Clinical features and imaging can help in the diagnosis, but histopathological diagnosis is the gold standard. Contrast-enhanced CT scans show the edematous mucosa, fluid filling the ethmoid sinuses, and destruction of periorbital tissues and bone margins. Bone destruction is often seen only late in the infection course after soft-tissue necrosis has occurred.⁶ Brain MRI can show the intradural and intracranial extent of ROCM with thrombosis of the cavernous sinus, and cavernous portions of the internal carotid artery which was the case in our patient. Contrast-enhanced MR imaging may also reveal perineural spread of the infection.⁶ MR imaging is more sensitive than CT scan in detecting infection of orbital soft tissue. MRI and CT scans can be normal early in the disease. High-risk patients should always be subjected to surgical exploration with biopsy analysis of the suspected areas of infection.⁶ Imaging studies are non-specific for ROCM and diagnosing ROCM almost always requires histopathological evidence of fungal tissue invasion.⁶

Factors that support favorable outcome include early diagnosis and initiation of antifungal treatment with amphotericin B as well as complete surgical debridement with ocular exenteration.^3,4 There are several case reports of patients who developed strokes related to rhino-orbito-cerebral mucormycosis, but as far as we know this is the first case that has been thrombolysed.
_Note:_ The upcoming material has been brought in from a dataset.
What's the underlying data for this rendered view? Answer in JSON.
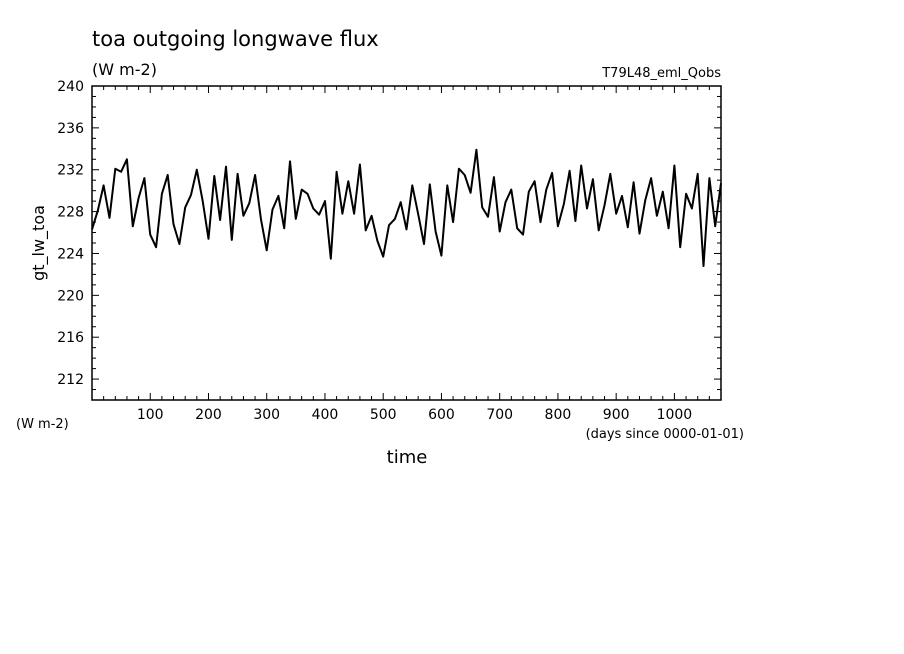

In our patient thrombolytic therapy did not seem to slow the rapid progression of the disease as within 12–24 hours after thrombolysis the patient developed right internal carotid artery occlusion, massive right-sided infarction. On the day of thrombolysis, there were patchy infarcts in the right internal carotid artery distribution, which could be related to mucorthrombosis causing direct invasion and obliteration of large arteries. On the other hand, the contribution of thrombolytic therapy to the long-term prognosis is doubtful.